Ok, DS always says that the DB queries takes usually less that half a second.
And all the pages takes the most of its time in this step (according to DS), examples of different requests:

+31.1 ms: Served file /var/www/migration_test2/packages/dotlrn/www/one-community.adp with adp_parse_ad_conn_file - 38167.7 ms

OR

+31.9 ms: Served file /var/www/migration_test2/packages/dotlrn/www/members.adp with adp_parse_ad_conn_file - 64022.8 ms

OR

+40.1 ms: Served file /var/www/migration_test2/packages/dotlrn/www/index.adp with adp_parse_ad_conn_file - 17027.9 ms

OR

+39.4 ms: Served file /var/www/migration_test2/packages/acs-admin/www/index.adp with adp_parse_ad_conn_file - 31766.9 ms

OR

+31.1 ms: Served file /var/www/migration_test2/packages/acs-lang/www/admin/index.adp with adp_parse_ad_conn_file - 6373.0 ms

whenever I hit a page, in the machine that has aolserver running, the processor gets almost 100% used, and like 512MB Ram is still free. The DB server never gets fully used, actually, is always returning the query request quite fast.

This is our configuration:
Aolserver (oacs): Dual Pentium III 1.4Ghz, 2GB ram, SCSI drives (dell blade server)
PG 7.4.1: Dual Xeon 2.8 Ghz 4GB ram, SCSI

Any suggestions?

Collapse
Posted by Tom Ayles on
When I was testing how a project would perform with large numbers of site nodes, I came across a similar problem. The way I went about tracing the issue was to stick a bunch of statements like the following:

ns_log Notice "[clock clicks -milliseconds] entered blah.tcl"
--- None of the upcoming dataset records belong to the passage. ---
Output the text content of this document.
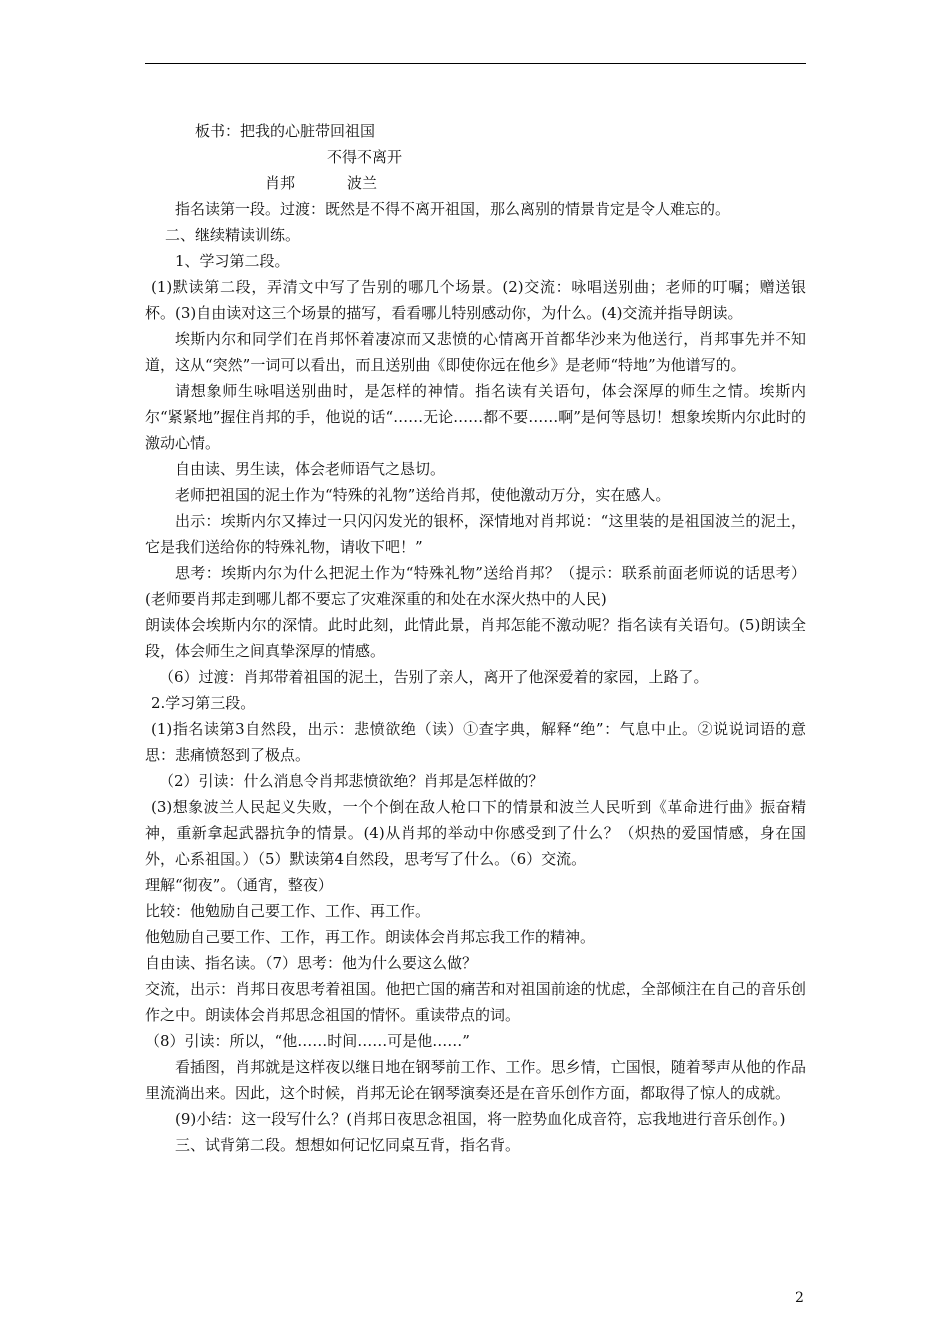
板书：把我的心脏带回祖国

不得不离开

肖邦	波兰

指名读第一段。过渡：既然是不得不离开祖国，那么离别的情景肯定是令人难忘的。

二、继续精读训练。

1、学习第二段。

(1)默读第二段，弄清文中写了告别的哪几个场景。(2)交流：咏唱送别曲；老师的叮嘱；赠送银杯。(3)自由读对这三个场景的描写，看看哪儿特别感动你，为什么。(4)交流并指导朗读。

埃斯内尔和同学们在肖邦怀着凄凉而又悲愤的心情离开首都华沙来为他送行，肖邦事先并不知道，这从“突然”一词可以看出，而且送别曲《即使你远在他乡》是老师“特地”为他谱写的。

请想象师生咏唱送别曲时，是怎样的神情。指名读有关语句，体会深厚的师生之情。埃斯内尔“紧紧地”握住肖邦的手，他说的话“……无论……都不要……啊”是何等恳切！想象埃斯内尔此时的激动心情。

自由读、男生读，体会老师语气之恳切。

老师把祖国的泥土作为“特殊的礼物”送给肖邦，使他激动万分，实在感人。

出示：埃斯内尔又捧过一只闪闪发光的银杯，深情地对肖邦说：“这里装的是祖国波兰的泥土，它是我们送给你的特殊礼物，请收下吧！”

思考：埃斯内尔为什么把泥土作为“特殊礼物”送给肖邦？（提示：联系前面老师说的话思考）(老师要肖邦走到哪儿都不要忘了灾难深重的和处在水深火热中的人民)

朗读体会埃斯内尔的深情。此时此刻，此情此景，肖邦怎能不激动呢？指名读有关语句。(5)朗读全段，体会师生之间真挚深厚的情感。

（6）过渡：肖邦带着祖国的泥土，告别了亲人，离开了他深爱着的家园，上路了。

2.学习第三段。

(1)指名读第3自然段，出示：悲愤欲绝（读）①查字典，解释“绝”：气息中止。②说说词语的意思：悲痛愤怒到了极点。

（2）引读：什么消息令肖邦悲愤欲绝？肖邦是怎样做的？

(3)想象波兰人民起义失败，一个个倒在敌人枪口下的情景和波兰人民听到《革命进行曲》振奋精神，重新拿起武器抗争的情景。(4)从肖邦的举动中你感受到了什么？（炽热的爱国情感，身在国外，心系祖国。）（5）默读第4自然段，思考写了什么。（6）交流。

理解“彻夜”。（通宵，整夜）

比较：他勉励自己要工作、工作、再工作。

他勉励自己要工作、工作，再工作。朗读体会肖邦忘我工作的精神。

自由读、指名读。（7）思考：他为什么要这么做？

交流，出示：肖邦日夜思考着祖国。他把亡国的痛苦和对祖国前途的忧虑，全部倾注在自己的音乐创作之中。朗读体会肖邦思念祖国的情怀。重读带点的词。

（8）引读：所以，“他……时间……可是他……”

看插图，肖邦就是这样夜以继日地在钢琴前工作、工作。思乡情，亡国恨，随着琴声从他的作品里流淌出来。因此，这个时候，肖邦无论在钢琴演奏还是在音乐创作方面，都取得了惊人的成就。

(9)小结：这一段写什么？(肖邦日夜思念祖国，将一腔势血化成音符，忘我地进行音乐创作。)

三、试背第二段。想想如何记忆同桌互背，指名背。

2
...into the tops of each main Tcl script and template script that got called in turn, so that I could get a rough idea of which Tcl file was taking the time from looking at the error log. I also wrote a little 10-line Perl script that could take these log statements and calculate the deltas - though that's more for convenience than anything (can send you the script if you want, let me know). Once I'd found which scripts were taking the time, I added more logging statements like that to track which Tcl calls were to blame until I isolated the problem. In my case (on OpenACS 5.0-based system), I tracked it down to site_node::get_url_from_object_id which used to scan through the entire site nodes nsv to get its result. A glance at current code makes me think this issue is fixed in 5.1 with an nsv set from object_id to url.

Collapse
Posted by Jeff Davis on
make sure you have vacuumed (vacuumdb -f -z -v DBNAME) and you should check that your pg buffers and sortmem are large enough and that you have upped the kernel shared mem limits (all I think covered in the standard docs iirc).

How large is the aolserver process? Have you checked if the machine is thrashing (with vmstat for example), I know it says 512mb is free but that might mean you are bumping into some per process memory limit.